Antonio Navarro Amuedo

“Hubo un tiempo en que el mercado, la gran plaza, el espacio público era el lugar ideal para el esparcimiento de lo real confundido con lo imaginario, el territorio en que las palabras inventadas se asumían al pie de la letra, crecían, se ayuntaban y concebían como seres de carne y hueso, los discursos se entremezclaban, las leyendas tomaban vida, lo sagrado era sometido a burla sin dejar de ser sagrado, la risa precedía a la palabra y esta premiaba al juglar o feriante en el momento de pasar el platillo… Sólo una ciudad, Marraquech, la plaza Xemaá-el-Fna, mantiene hoy el privilegio de abrigar el extinto patrimonio oral de la humanidad”, escribió en 1996 el escritor Juan Goytisolo de la ciudad protagonista de estas líneas. No puede decirse mejor. Si Marruecos no existiera habría que inventarlo. Nuestra experiencia aquí y allá nos permite hacer una afirmación osada como esa. De otros países, quizás el Reino Unido, puede decirse algo similar. Con Marrakech, rompeolas del Magreb, cruce de caminos del Atlas y el desierto, de la costa atlántica y las áridas llanuras del argán, la más africana de las urbes de Marruecos, pasa lo mismo. Agradecidos hemos de estar a la humanidad –un motivo para congraciarnos con nuestra especie en tiempos de sonrojo- por haber concebido siglo a siglo, piedra a piedra, historia a historia, verso a verso, la ciudad de Marrakech. 

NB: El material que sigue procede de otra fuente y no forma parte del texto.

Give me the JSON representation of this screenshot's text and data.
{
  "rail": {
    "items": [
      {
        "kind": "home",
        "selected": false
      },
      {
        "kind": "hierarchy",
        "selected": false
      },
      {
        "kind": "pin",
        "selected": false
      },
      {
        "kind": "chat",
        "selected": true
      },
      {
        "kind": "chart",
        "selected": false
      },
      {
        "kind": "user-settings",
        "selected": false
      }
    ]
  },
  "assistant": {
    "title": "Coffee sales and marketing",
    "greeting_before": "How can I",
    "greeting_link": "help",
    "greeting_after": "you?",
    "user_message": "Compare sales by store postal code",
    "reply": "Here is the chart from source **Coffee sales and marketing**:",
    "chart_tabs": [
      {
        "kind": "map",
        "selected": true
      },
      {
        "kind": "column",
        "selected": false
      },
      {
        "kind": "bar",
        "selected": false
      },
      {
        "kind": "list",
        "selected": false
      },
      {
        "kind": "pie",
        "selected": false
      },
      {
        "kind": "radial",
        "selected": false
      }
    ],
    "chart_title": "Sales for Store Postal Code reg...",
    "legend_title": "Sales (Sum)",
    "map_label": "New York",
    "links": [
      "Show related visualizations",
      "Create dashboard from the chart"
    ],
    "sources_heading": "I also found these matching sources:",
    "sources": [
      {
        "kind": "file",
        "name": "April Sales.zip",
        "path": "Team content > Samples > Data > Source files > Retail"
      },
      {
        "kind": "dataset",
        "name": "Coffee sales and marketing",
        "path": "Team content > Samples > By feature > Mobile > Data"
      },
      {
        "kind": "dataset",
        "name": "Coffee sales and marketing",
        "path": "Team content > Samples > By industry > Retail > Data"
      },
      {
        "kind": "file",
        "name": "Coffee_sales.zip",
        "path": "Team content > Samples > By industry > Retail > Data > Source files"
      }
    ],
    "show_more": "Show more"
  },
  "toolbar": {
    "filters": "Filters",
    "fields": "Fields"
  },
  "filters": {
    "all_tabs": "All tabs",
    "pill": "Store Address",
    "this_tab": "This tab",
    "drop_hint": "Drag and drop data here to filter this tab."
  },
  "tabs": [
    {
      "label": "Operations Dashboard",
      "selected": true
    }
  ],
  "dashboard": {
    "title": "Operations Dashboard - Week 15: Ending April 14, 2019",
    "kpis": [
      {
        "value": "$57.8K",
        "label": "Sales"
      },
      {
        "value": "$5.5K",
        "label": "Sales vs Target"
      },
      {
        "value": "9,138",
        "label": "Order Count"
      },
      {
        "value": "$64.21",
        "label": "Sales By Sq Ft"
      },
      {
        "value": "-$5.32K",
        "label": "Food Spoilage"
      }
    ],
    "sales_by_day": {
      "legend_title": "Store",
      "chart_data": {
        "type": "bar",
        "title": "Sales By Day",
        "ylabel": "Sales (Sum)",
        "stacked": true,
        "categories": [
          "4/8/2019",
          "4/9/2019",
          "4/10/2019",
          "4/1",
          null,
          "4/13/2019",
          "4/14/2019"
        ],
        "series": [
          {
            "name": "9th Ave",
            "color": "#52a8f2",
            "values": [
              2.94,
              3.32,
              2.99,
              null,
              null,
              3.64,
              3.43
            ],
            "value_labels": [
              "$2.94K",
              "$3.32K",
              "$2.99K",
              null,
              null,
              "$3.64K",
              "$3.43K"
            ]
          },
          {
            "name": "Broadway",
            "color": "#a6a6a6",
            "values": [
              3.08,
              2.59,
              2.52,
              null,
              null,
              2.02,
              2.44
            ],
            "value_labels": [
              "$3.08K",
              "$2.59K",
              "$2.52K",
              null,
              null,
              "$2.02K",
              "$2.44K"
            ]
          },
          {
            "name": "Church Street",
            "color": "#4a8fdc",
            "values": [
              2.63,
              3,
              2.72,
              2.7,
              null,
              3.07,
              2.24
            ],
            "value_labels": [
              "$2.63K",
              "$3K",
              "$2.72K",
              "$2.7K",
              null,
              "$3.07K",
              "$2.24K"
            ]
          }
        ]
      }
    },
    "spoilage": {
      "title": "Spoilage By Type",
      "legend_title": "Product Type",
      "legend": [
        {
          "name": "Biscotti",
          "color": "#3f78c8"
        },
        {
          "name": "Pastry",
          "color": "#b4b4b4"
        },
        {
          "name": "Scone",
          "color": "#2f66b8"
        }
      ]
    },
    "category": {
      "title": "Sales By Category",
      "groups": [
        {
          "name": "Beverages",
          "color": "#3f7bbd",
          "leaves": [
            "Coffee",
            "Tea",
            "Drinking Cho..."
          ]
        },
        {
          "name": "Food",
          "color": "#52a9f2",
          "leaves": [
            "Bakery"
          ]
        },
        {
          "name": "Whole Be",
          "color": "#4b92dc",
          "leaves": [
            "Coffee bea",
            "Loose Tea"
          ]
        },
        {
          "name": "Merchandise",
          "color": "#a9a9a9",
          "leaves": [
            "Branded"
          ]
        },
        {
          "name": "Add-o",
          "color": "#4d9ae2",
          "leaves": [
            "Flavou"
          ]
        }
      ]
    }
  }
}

En una esas cabriolas con que Marruecos tan habitualmente nos obsequia -y que nos hacen amarlo más aún, qué remedio- la ciudad de Marrakech ha dejado inesperadamente de ser Capital Africana de la Cultura 2020. El título que la villa ocre iba a estrenar con orgullo este viernes 31 de enero –y con él una panoplia de actividades culturales, conciertos, muestras— se ha disuelto como un terrón de azúcar en un vasito ardiente de té moruno, o, si lo prefieren, evaporado como el perfume a yerbabuena que emana de las teteras metálicas que pueblan los veladores de la plaza de Xemaa El Fna. Espacio de la palabra que seguirá siendo el protagonista de este periplo por la ciudad ocre con independencia de galardones pasajeros y de quita y pon. Porque poco le importa, a buen seguro, a los vendedores de babuchas y ropa de cuero y a los contadores de historias de la plaza, fruto por antonomasia del lento paso del tiempo y de la historia, que el apelativo haya marchado a otra parte. Marrakech es capital de la cultura africana por mucho que algunos chapuceros –poco sabemos de lo que ha pasado- hayan hecho mal su trabajo. Lo es de la cultura continental y mundial por derecho propio. No todas las ciudades pueden presumir de un orgullo tal. 

Xemaa El Fna

Y ha tenido que ser que la capitalidad africana recaiga de rebote en Rabat, caprichos de la vida, patria chica en el Magreb de quien perpetra estas torpes líneas. No dudamos de que este tipo de títulos sirvan en esta sociedad del eslogan, los ‘vlogeros’ y el tuit para atraer turistas dispuestos a dejarse unos puñados de dírhams en las tiendas del zoco -tras el perceptivo regateo- y alojándose en riads –casas tradicionales de la ciudad vieja, muchas de ellos convertidos hoy en establecimientos hoteleros de lujo-, y de que ello sirva para mejorar la existencia de los protagonistas del mayor espectáculo del mundo magrebí, el de la medina. Pero estamos convencidos de que tanto la ciudad de Rabat como la de Marrakech contemplan desdeñosas los honores. A la capital de Marruecos le sobran, probablemente, muchos de los excesos urbanísticos que se perpetran especialmente a lo largo de las orillas del río Bu Regreg en los últimos años, rascacielos y teatros rutilantes incluidos. Estamos convencidos de que la bella ciudad de los moriscos saldrá airosa, gracias a sus gentes y a su luz, del trance contemporáneo. De momento no nos cabe otra cosa que el gozo de revisitarlas. 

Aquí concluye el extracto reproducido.